E logo o Palmeiras, sabedor da necessidade de uma estrutura de desenvolvimento adequada para a formação de goleiros, reconhecido internacionalmente pelos seus métodos, é vítima de um duro golpe nas categorias de base.

Quando li no Verdazzo um relatório extremamente bem feito pelo grupo Fanfulla acerca das categorias de base, fiquei estarrecido. Nada é mais contraditório: o mesmo time que é referência em formação de goleiros, que segue sua filosofia metodológica a risca é vítima de si mesmo na formação de jogadores das outras posições.

Gostaria muito de entender o norte das decisões apontadas no relatório. Não se corta investimentos em formação de base. Está muito claro que uma das saídas para os times brasileiros arrecadarem grana é na formação de atletas, seja para aproveitamento próprio, seja para venda.

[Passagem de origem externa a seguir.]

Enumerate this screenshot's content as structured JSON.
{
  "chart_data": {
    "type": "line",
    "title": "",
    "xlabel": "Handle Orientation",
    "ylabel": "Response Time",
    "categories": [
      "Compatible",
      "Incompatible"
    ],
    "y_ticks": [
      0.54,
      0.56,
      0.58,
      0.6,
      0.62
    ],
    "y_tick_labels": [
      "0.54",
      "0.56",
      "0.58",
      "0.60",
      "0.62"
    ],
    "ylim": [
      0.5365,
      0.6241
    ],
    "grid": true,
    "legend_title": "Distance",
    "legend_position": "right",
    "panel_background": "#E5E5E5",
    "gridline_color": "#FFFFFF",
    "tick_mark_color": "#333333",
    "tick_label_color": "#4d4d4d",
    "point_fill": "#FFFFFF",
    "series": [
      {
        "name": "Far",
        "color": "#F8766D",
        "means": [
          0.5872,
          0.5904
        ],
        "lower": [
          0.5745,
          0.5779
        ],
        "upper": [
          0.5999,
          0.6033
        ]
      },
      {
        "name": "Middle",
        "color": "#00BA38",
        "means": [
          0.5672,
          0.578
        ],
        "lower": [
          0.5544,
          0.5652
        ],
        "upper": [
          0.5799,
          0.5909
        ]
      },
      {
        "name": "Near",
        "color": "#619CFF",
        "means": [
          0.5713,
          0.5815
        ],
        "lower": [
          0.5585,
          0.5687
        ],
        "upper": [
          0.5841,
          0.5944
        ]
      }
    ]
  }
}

Não quero pensar em má fé, mas a troco de quê um time corta psicóloga, demite funcionário que apresenta resultados, abandona projeto de CT em São Roque, dentre outras medidas apontadas no relatório?

Os títulos nas categorias inferiores e o aproveitamento de vários meninos da base no profissional – por necessidade ou não – são indicadores cabais da competência de Biazotto; e quem puder passar por Guarulhos e dar uma olhadinha no CT, entenderá rapidamente a necessidade de São Roque.

Estão querendo diminuir a despesa de casa cortando o dinheiro da comida ou estão preparando terreno para ações obscuras, visto que a categoria de base é um terreno fértil para favorecimento político e negociações obscuras?

Quem tiver essa resposta concreta, por favor, me mande por email, coloque nos comentários, porque, definitivamente, não dá pra entender.

O Palmeiras não sabe aproveitar o exemplo nem do que ele mesmo faz de melhor.